Friday, February 03, 2006

"Denmark fatigue" is becoming an enormous strain, Your Majesty, when nothing is essentially happening

As Your Majesty requested recently, in order to divert public attention from the regrettable demise of a small number of pilgrims in Makkah during the last Hajj, Saudi newspapers were instructed to revive the four-month-old story of cartoons about the Prophet (PBUH) in a Danish newspaper, and turn it into an attack on Denmark, together with a "spontaneous demand by the people" for a boycott of Danish goods
writes Muttawa, the Religious Policeman, aka the Royal Press Secretary, in a memo to His Royal Majesty (Shookhran to Danny Lemieux, peace be upon him) while an infidel girl dares to forget her place and raise her voice (may Inge Jessen suffer a thousand strokes of flogging).
So far this has worked reasonably well, although major Danish exports are bacon and lager beer, which we do not import, except as "special consignments" for some members of your family.
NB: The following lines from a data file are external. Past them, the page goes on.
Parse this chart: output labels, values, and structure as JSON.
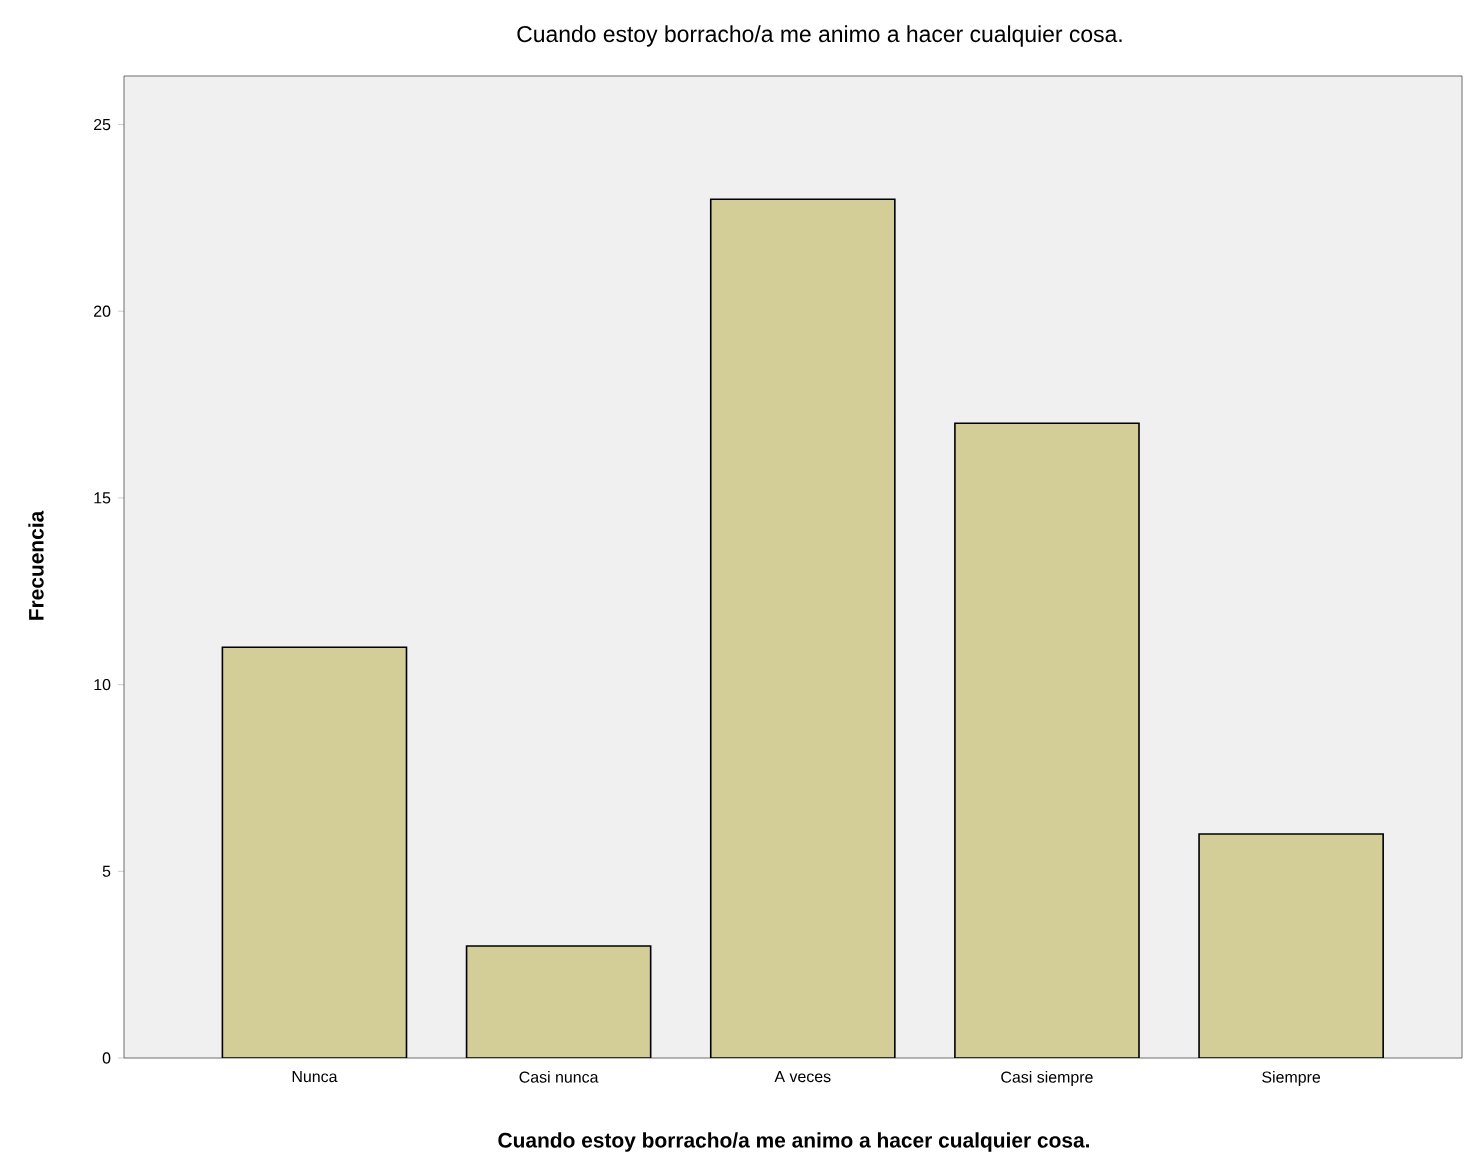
{
  "chart_data": {
    "type": "bar",
    "title": "Cuando estoy borracho/a me animo a hacer cualquier cosa.",
    "xlabel": "Cuando estoy borracho/a me animo a hacer cualquier cosa.",
    "ylabel": "Frecuencia",
    "categories": [
      "Nunca",
      "Casi nunca",
      "A veces",
      "Casi siempre",
      "Siempre"
    ],
    "values": [
      11,
      3,
      23,
      17,
      6
    ],
    "color": "#d3ce97",
    "ylim": [
      0,
      26.3
    ],
    "yticks": [
      0,
      5,
      10,
      15,
      20,
      25
    ]
  }
}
There has also been some unfortunate "collateral damage" in that "Nido" was wrongly identified as a Danish product when it is in fact Swiss; also the boycott has resulted in several thousand Third World expatriates being laid off in the Saudi plants of the Danish dairy company Arla. However we cannot be expected to take the troubles of the entire world upon our shoulders.

What is becoming to a concern to me is the "Denmark fatigue" that is clearly emerging in our newspapers. It has been an enormous strain on them to produce up to four reports a day from a story where nothing is essentially happening. It is also apparent that "reader fatigue" is setting in, and that instead of yet another article on Denmark, they would much prefer to read in great detail all the minutiae of Your Majesty's travels around the world, the full transcripts of your after-dinner speeches, and other matters of great interest and importance.